Avianus war in der Tat nicht sonderlich angefressen darüber, dass ihm nicht der Ehrenplatz zuteil kam. Dafür war der junge Senator noch nicht mächtig, noch nicht bedeutend genug. Heute noch nicht, vielleicht jedoch später, so die Götter wollten. Also legte er sich auf den ihm bestimmten Platz hin, kurz darauf erschien Annaeus Modestus, der dritte Gast im Bunde. "Salve", grüßte er Modestus. Noch hatten sie nicht viel miteinander zu tun gehabt, doch sie würden sich im Laufe des Abends gewiss kennenlernen.
Nachdem die Vorspeisen serviert waren, griff auch Avianus ganz nach dem Beispiel seines Patronen zu und genoss das Mahl, während er aufmerksam, aber zunächst schweigend, das Gespräch mitverfolgte. Auch er war der Ansicht, dass Macer zum Consulen gewählt werden würde. Es war keine Frage und dass er überhaupt Wahlen gab, war wohl in diesem Fall nur eine Floskel. Doch Avianus wusste, dass Hochmut vor dem Fall kam. Zu unterschätzen war nichts und da war auch dieser lästige Praefectus Urbi, der immer die Senatsdiskussionen zerstörte, ihre Tradition zunichte machte, seine Macht gnadenlos für eigene Interessen einsetzte! Gerne hätte Avianus jetzt nicht an ihn gedacht, doch wie es der Zufall so wollte, reden sie nun gerade über diesen Mann.

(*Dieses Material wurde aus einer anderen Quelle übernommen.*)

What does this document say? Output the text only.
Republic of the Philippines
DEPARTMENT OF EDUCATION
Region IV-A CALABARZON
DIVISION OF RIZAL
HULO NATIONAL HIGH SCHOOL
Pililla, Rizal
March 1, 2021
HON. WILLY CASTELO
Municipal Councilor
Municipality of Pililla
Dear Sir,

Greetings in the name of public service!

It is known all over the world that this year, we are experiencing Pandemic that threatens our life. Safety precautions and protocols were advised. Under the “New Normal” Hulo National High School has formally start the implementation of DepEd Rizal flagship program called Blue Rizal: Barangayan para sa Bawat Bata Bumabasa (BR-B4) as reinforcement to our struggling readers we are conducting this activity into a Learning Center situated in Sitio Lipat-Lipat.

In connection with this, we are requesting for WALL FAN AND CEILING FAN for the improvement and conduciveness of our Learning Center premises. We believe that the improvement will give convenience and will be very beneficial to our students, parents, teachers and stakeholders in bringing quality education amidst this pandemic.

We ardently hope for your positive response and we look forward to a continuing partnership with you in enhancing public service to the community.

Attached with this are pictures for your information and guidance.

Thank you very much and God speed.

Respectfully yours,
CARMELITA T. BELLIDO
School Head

"Der Praefectus Urbi mag handeln, doch schadet dieses Handeln langfristig unseren althergebrachten Traditionen. Rom ist durch diese Traditionen groß geworden und dieser Vescularius scheint sich seine eigenen 'Traditionen' etablieren zu wollen. Es ist ohne jeden Zweifel ein Machtkampf und wenn der Senat untätig bleibt, verliert er", schilderte der Aurelier seine Meinung und das nicht ganz, ohne die Abneigung gegen den Praefectus Urbi durch den Tonfall zur Schau zu bringen, "Den gemeinen Plebs auf seiner Seite zu haben, bedeutet Macht. Und wir sollten uns diese Macht sichern. Daher sollten wir, wie du sagtest, nicht tatenlos sein."